Hi Stan community,

I am new to this forum so please bear with me. For some context, in my work I would like to examine individual-level differences in the response of my study species toward a more frugivorous diet. My response variable is “prop.fruit” which represents the proportion (in volume) of the fecal sample that is comprised of fruit. This value can range between 0.00 and 1.00 and after plotting my data, it is clear that it follows a zero-inflated beta distribution. I believe that using the brms package to fit an HGAMM will provide the necessary flexibility I need to appropriately model the various variables in my system.

My model is currently specified as the following:

library(mgcv)

library(brms)

library(readxl)

library(cmdstanr)

data ← read_excel(“~/Directory/data.xlsx”, sheet = “data1”)

data$ind ← as.factor(data$ind)

data$town ← as.factor(data$town)

data$town_ind ← paste0(data$town, “_”, data$ind)

fit ← brm(bf(prop.fruit ~ s(time.index, by=ind, m=1, bs=“tp”) +

s(ind, bs=“re”) +

(1|town) +

(1|town_ind),

phi ~ 1 + (1|town) + (1|town_ind) + bls + cas + oas + sps + srs,

zi ~ 1 + s(time.index) + (1|town) + (1|town_ind) + blp + cap + oap + spp + srp),

family = zero_inflated_beta(),

data=data,

chains=4,

iter=2000,

warmup=1000,

cores=14,

seed=1234,

backend=“cmdstanr”)

**time.index** = integer variable representing the sampling day (from 1 through 548).

**town** = the population of this species I am working with. Categorical random effect with three levels.

**ind** = categorical random effect of the specific individual I collected the data from.

**town_ind** = a concatenated category representing each given individual in its own “town.” None of the individuals moved from one town to another over the course of the study.

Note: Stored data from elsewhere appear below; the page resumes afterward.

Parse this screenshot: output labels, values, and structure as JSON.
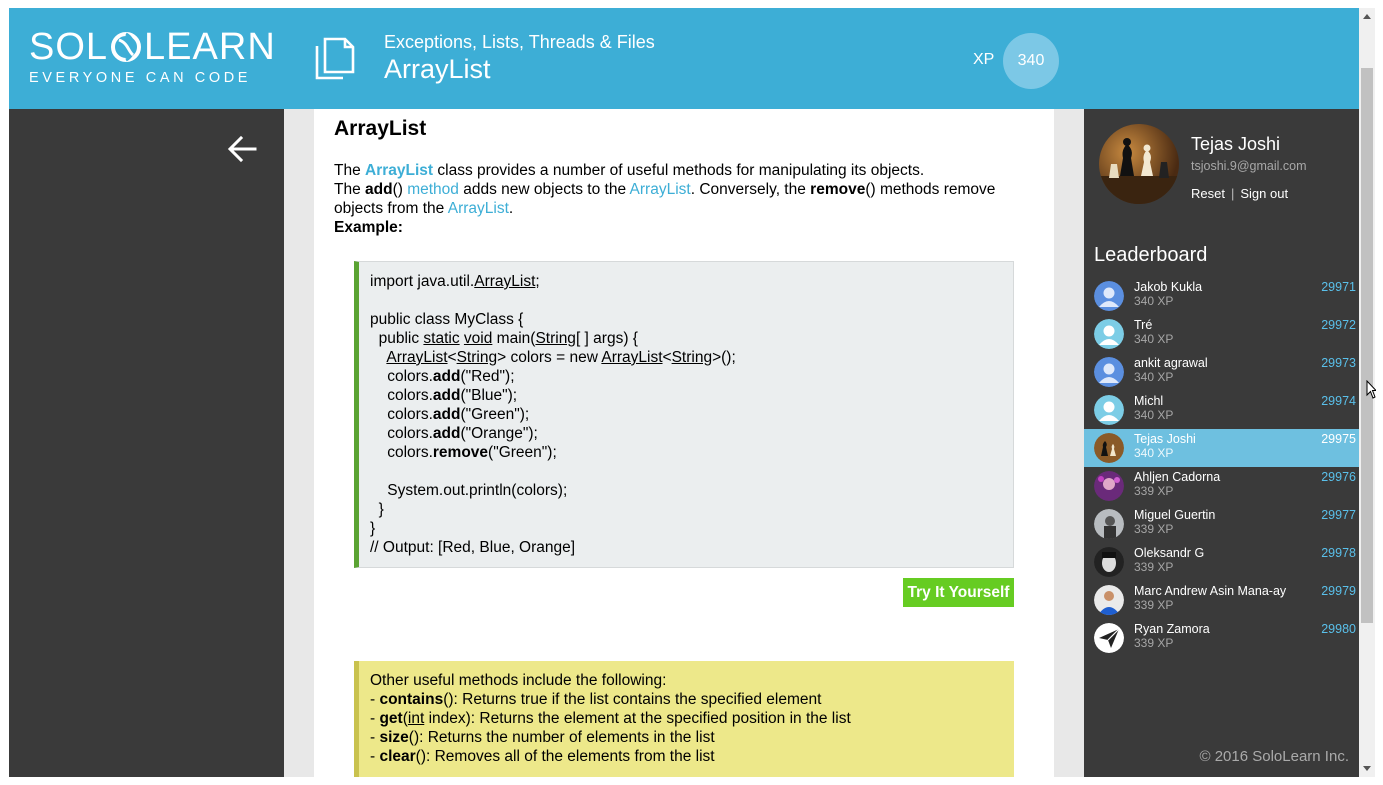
{
  "header": {
    "logo_main_left": "SOL",
    "logo_main_right": "LEARN",
    "logo_sub": "EVERYONE CAN CODE",
    "course_title": "Exceptions, Lists, Threads & Files",
    "lesson_title": "ArrayList",
    "xp_label": "XP",
    "xp_value": "340"
  },
  "lesson": {
    "heading": "ArrayList",
    "para": {
      "l1_a": "The ",
      "l1_kw": "ArrayList",
      "l1_b": " class provides a number of useful methods for manipulating its objects.",
      "l2_a": "The ",
      "l2_add": "add",
      "l2_b": "() ",
      "l2_method": "method",
      "l2_c": " adds new objects to the ",
      "l2_kw": "ArrayList",
      "l2_d": ". Conversely, the ",
      "l2_remove": "remove",
      "l2_e": "() methods remove objects from the ",
      "l2_kw2": "ArrayList",
      "l2_f": ".",
      "example": "Example:"
    },
    "code": {
      "l1": "import java.util.",
      "l1_u": "ArrayList",
      "l1_end": ";",
      "l3": "public class MyClass {",
      "l4_a": "  public ",
      "l4_static": "static",
      "l4_b": " ",
      "l4_void": "void",
      "l4_c": " main(",
      "l4_string": "String",
      "l4_d": "[ ] args) {",
      "l5_a": "    ",
      "l5_al": "ArrayList",
      "l5_lt": "<",
      "l5_s1": "String",
      "l5_b": "> colors = new ",
      "l5_al2": "ArrayList",
      "l5_lt2": "<",
      "l5_s2": "String",
      "l5_c": ">();",
      "adds": [
        {
          "pre": "    colors.",
          "fn": "add",
          "arg": "(\"Red\");"
        },
        {
          "pre": "    colors.",
          "fn": "add",
          "arg": "(\"Blue\");"
        },
        {
          "pre": "    colors.",
          "fn": "add",
          "arg": "(\"Green\");"
        },
        {
          "pre": "    colors.",
          "fn": "add",
          "arg": "(\"Orange\");"
        },
        {
          "pre": "    colors.",
          "fn": "remove",
          "arg": "(\"Green\");"
        }
      ],
      "l12": "    System.out.println(colors);",
      "l13": "  }",
      "l14": "}",
      "l15": "// Output: [Red, Blue, Orange]"
    },
    "try_button": "Try It Yourself",
    "note": {
      "intro": "Other useful methods include the following:",
      "items": [
        {
          "dash": "- ",
          "fn": "contains",
          "pre_u": "(",
          "u": "",
          "rest": "): Returns true if the list contains the specified element"
        },
        {
          "dash": "- ",
          "fn": "get",
          "pre_u": "(",
          "u": "int",
          "rest": " index): Returns the element at the specified position in the list"
        },
        {
          "dash": "- ",
          "fn": "size",
          "pre_u": "(",
          "u": "",
          "rest": "): Returns the number of elements in the list"
        },
        {
          "dash": "- ",
          "fn": "clear",
          "pre_u": "(",
          "u": "",
          "rest": "): Removes all of the elements from the list"
        }
      ]
    }
  },
  "profile": {
    "name": "Tejas Joshi",
    "email": "tsjoshi.9@gmail.com",
    "reset": "Reset",
    "separator": "|",
    "signout": "Sign out"
  },
  "leaderboard": {
    "title": "Leaderboard",
    "rows": [
      {
        "name": "Jakob Kukla",
        "xp": "340 XP",
        "rank": "29971",
        "avatar": "default-blue"
      },
      {
        "name": "Tré",
        "xp": "340 XP",
        "rank": "29972",
        "avatar": "default-light"
      },
      {
        "name": "ankit agrawal",
        "xp": "340 XP",
        "rank": "29973",
        "avatar": "default-blue"
      },
      {
        "name": "Michl",
        "xp": "340 XP",
        "rank": "29974",
        "avatar": "default-light"
      },
      {
        "name": "Tejas Joshi",
        "xp": "340 XP",
        "rank": "29975",
        "avatar": "chess-photo"
      },
      {
        "name": "Ahljen Cadorna",
        "xp": "339 XP",
        "rank": "29976",
        "avatar": "purple-photo"
      },
      {
        "name": "Miguel Guertin",
        "xp": "339 XP",
        "rank": "29977",
        "avatar": "grey-photo"
      },
      {
        "name": "Oleksandr G",
        "xp": "339 XP",
        "rank": "29978",
        "avatar": "bw-face-photo"
      },
      {
        "name": "Marc Andrew Asin Mana-ay",
        "xp": "339 XP",
        "rank": "29979",
        "avatar": "blue-shirt-photo"
      },
      {
        "name": "Ryan Zamora",
        "xp": "339 XP",
        "rank": "29980",
        "avatar": "paper-plane-icon"
      }
    ]
  },
  "footer": {
    "copyright": "© 2016 SoloLearn Inc."
  },
  "colors": {
    "brand": "#3daed6",
    "code_bar": "#5aa332",
    "try_button": "#66cc22",
    "note_bg": "#ede88a",
    "active_row": "#6ec0e0",
    "rank_text": "#5ac0ea"
  }
}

**bls:srs** = 5 different focal plant species whose seeds were recovered from fecal samples. This is an integer count of seeds recovered in the fecal sample where prop.fruit is collected from. I wanted to use this data to model the dispersion of the phi parameter in the ZIB distribution.

**blp:srp** = the same 5 focal plant species as above, but this is a record of the ripe fruit phenology for each of the 12 calendar months in a year. The phenology data was recorded for each plant species by summing the presence/absence of ripe fruits throughout the course of multiple years in a particular month and then dividing that number by the total number of observations made for that species in that month. This was used to estimate the proportion of observations that contained ripe fruit for each species in each calendar month.

I want to note that this is my first experience with any Bayesian analysis, and I’ve learned very quickly that this is a pretty complex problem I have here, especially because I think it would be important to account for time-lags in the blp:srp variables, but I’ll save that for later.

For now, I wanted to ask how could I specify the prior of the zi() portion of my model, when I expect the presence of zero values to follow a Bernoulli distribution where the probability of obtaining a prop.fruit value of 0 is about 75%? I can’t seem to find any guidance on how to specify a Bernoulli prior within brm().

Thank you for your help and in welcoming me to the Stan community in my first post.